Denmark’s tax ministry is circulating proposed amendments to the country’s gambling laws that would give the Danish Gambling Authority (DGA) power to issue injunctions and prosecute violations of gambling law.
Currently, the DGA refers most violations to police or prosecutors, and sanctions against licensees are not public information, in contrast to neighbouring countries like Sweden.
Changes had been promised as long ago as August 2020, by then-tax minister Morten Bødskov.
The proposed amendments would also authorize the authority to collect data to fight match-fixing and money laundering, as well as supervise licensees’ duty to protect gamblers, according to the draft.
It would allow the DGA to obtain what the proposal calls a unique player ID to track players’ “game patterns” across gambling providers to facilitate that supervision.

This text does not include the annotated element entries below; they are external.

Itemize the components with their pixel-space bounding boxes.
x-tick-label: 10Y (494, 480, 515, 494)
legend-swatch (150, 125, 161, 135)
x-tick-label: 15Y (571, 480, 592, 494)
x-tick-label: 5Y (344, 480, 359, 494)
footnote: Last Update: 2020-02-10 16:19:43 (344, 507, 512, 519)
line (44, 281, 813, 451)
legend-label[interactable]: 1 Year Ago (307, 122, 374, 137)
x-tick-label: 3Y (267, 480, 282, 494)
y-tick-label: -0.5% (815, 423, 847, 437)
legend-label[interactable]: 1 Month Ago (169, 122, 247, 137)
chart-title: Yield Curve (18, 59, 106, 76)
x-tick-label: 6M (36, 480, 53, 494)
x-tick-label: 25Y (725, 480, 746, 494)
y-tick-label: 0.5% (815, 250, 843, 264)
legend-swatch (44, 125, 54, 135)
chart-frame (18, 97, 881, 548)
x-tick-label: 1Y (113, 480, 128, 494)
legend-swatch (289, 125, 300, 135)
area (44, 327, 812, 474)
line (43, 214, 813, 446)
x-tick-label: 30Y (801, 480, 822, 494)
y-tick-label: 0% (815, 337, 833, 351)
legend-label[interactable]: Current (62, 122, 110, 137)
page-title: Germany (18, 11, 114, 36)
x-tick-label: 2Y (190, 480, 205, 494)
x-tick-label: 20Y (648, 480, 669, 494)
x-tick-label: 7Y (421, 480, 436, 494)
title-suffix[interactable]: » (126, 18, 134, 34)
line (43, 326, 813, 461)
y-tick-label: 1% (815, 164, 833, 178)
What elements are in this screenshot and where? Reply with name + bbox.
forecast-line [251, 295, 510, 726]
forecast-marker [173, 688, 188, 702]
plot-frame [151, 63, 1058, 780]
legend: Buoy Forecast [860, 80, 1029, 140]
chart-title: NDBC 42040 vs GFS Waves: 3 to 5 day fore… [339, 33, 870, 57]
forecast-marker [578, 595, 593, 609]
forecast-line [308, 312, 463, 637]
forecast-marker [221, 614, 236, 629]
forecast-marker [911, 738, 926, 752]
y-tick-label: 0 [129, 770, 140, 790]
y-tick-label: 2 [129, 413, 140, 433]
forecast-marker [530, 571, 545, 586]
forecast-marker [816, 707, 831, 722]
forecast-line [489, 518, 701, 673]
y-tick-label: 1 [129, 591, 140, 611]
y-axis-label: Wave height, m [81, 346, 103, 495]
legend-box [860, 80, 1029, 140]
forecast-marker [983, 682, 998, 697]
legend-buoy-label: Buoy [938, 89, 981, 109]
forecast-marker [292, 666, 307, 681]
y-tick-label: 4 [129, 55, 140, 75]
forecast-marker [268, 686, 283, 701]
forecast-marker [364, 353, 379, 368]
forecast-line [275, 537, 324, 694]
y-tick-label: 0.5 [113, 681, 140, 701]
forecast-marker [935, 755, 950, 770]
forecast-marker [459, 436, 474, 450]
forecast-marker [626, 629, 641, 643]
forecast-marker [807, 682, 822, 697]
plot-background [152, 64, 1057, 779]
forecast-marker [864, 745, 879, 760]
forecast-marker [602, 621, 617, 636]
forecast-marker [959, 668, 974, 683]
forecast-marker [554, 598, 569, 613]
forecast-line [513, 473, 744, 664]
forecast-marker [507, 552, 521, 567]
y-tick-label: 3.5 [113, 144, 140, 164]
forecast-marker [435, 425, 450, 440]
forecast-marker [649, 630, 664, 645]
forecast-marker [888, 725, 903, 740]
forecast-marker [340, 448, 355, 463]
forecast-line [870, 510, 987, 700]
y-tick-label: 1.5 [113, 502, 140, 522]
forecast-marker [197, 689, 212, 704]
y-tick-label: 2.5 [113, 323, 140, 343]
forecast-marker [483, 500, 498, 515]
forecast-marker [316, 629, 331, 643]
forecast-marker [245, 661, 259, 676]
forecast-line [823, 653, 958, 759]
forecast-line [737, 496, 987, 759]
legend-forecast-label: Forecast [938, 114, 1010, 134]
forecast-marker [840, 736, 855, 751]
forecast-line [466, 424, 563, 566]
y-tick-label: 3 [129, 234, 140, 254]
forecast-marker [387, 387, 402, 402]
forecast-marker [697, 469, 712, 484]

Morten Ronde of the Danish Online Gambling Association said he thought operators would probably support the proposal to track players across brands.
“We just hope that it's not too cumbersome to administrate or implement”, he said.
The ministry is also proposing new fees on slot machines to help pay for the regulator’s extra burden of monitoring, with fees moving to a system based on turnover rather than per machine, the proposal said.
Licensees would also only be able to offer games supplied by suppliers with a permit, according to the proposal.
The bill would take effect July 1, 2024, with fee changes and supplier licensing proposals taking effect January 1, 2025.
The draft proposals have been notified to the European Union and are circulating to interested parties, including the Danish Online Gambling Association, the Bar Association and the Casino Association.
The EU standstill period ends on February 6 next year.